4:25: The Senate spends more time on amendments relating to dyeing baby chicks and bunnies, Sen. Bogdanoff’s issue. More bills heard and voted on.

4:44: My local bill actually passes. WOO HOO. Had already passed the House before the debacle, so now it will go to the governor.

5:00: Senate takes up a bill (SB824/HB599) and throws many questionable amendments on it, including language to give Amtrak immunity from liability on state-owned tracks.

5:27: We’ve been in recess now for some time as leadership tries to work members on the PIP bill, which reduces soft-tissue injury services (such as chiropractic care and massages) in an effort to reduce costs for mandatory no-fault auto insurance. The lieutenant governor is in the back of the Senate Chamber trying to convince senators to support the House version instead of the Senate version that unanimously passed the night before. The governor is working it as well. At this time, the votes are not there.

6:37: We are flying through conforming bills. Members don’t know what’s in them because they were just released the night before and never went through Senate committees. I’m getting tons of calls, tweets, e-mails and Facebook messages from people thanking me for my vote against the parent trigger bill.

6:58: I hear SB 1998 being read and realize there is a bunch of transportation policy being created in this conforming bill. I start asking questions. The bill is TP’d, or temporarily postponed, and may or may not come back up.

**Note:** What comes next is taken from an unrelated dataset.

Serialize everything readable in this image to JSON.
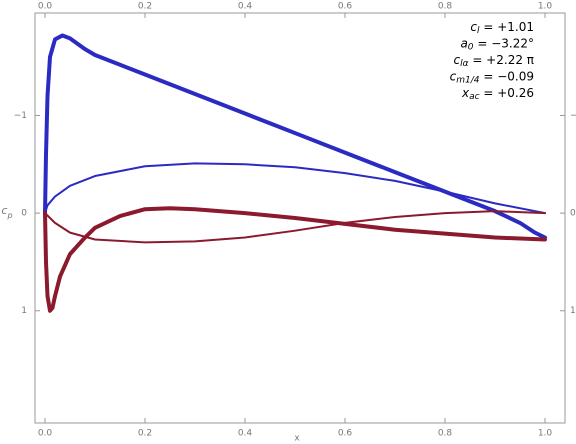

8:10: The Senate takes up the PIP bill after hours of behind-the-scenes arm-twisting on the part of the governor and lieutenant governor. What does this have to do with job creation? Being told the House is waiting to pass the Polytech conforming bill until after the Senate passes the House version of the PIP Reform bill. A trade in the works?

8:48: The Polytech bill passes the House, 86-31. The Senate is still debating the House version of the PIP Reform bill.

9:20: Senators are tired and hungry after 12 hours on the Senate floor. Styrofoam cups start appearing throughout the chamber. Coffee perhaps?

9:40: The House version of PIP passes, 21-19. The governor appears on the Senate floor to celebrate. He thanks President Mike Haridopolos and other members who voted yes.

9:51: House Bill 5009 is up. It is a confusing bill that some claim is a sweetheart deal for UF as reward for supporting the budget chair in the USF Poly independence negotiations. The bill dies. It’s brought back to life in a motion to reconsider after the budget chair scrambles to get Sen. Mike Bennett to change his vote.

10:50: HB 787 has become a train (amendment after amendment offered) and restlessness begins. I start wandering the floor.

11:03: Just now taking up the budget, the one and only bill we must pass. We’re winding down. Bet budget goes fast. I’ll be voting “No,” given its many turkeys and painful cuts.

11:10: Sen. Oelrich delivering great debate against all the turkeys. Budget debate by Sen. Larcenia Bullard? More like second goodbye speech! Thanking everyone… slowing things down a bit.

11:19: Budget passes after 16 minutes with little question, debate or fanfare. A couple more bills and returning messages from the House are voted out. Our work is done.

11:42: Sen. Don Gaetz gives update on court ruling and says we will be back in session for redistricting on Wednesday, March 14.

11:50: We wait for the House to finish its business. We Sine Die, marking the end of the regular session. The ceremonial white hankies are dropped by the sergeants of the House and Senate. Our 15 1/2-hour day is almost over.

12:00: Senators, House members, the governor and lieutenant governor, staff, lobbyists and the media gather in the Capitol rotunda for a brief speech by the governor. Lots of celebrating and goodbyes.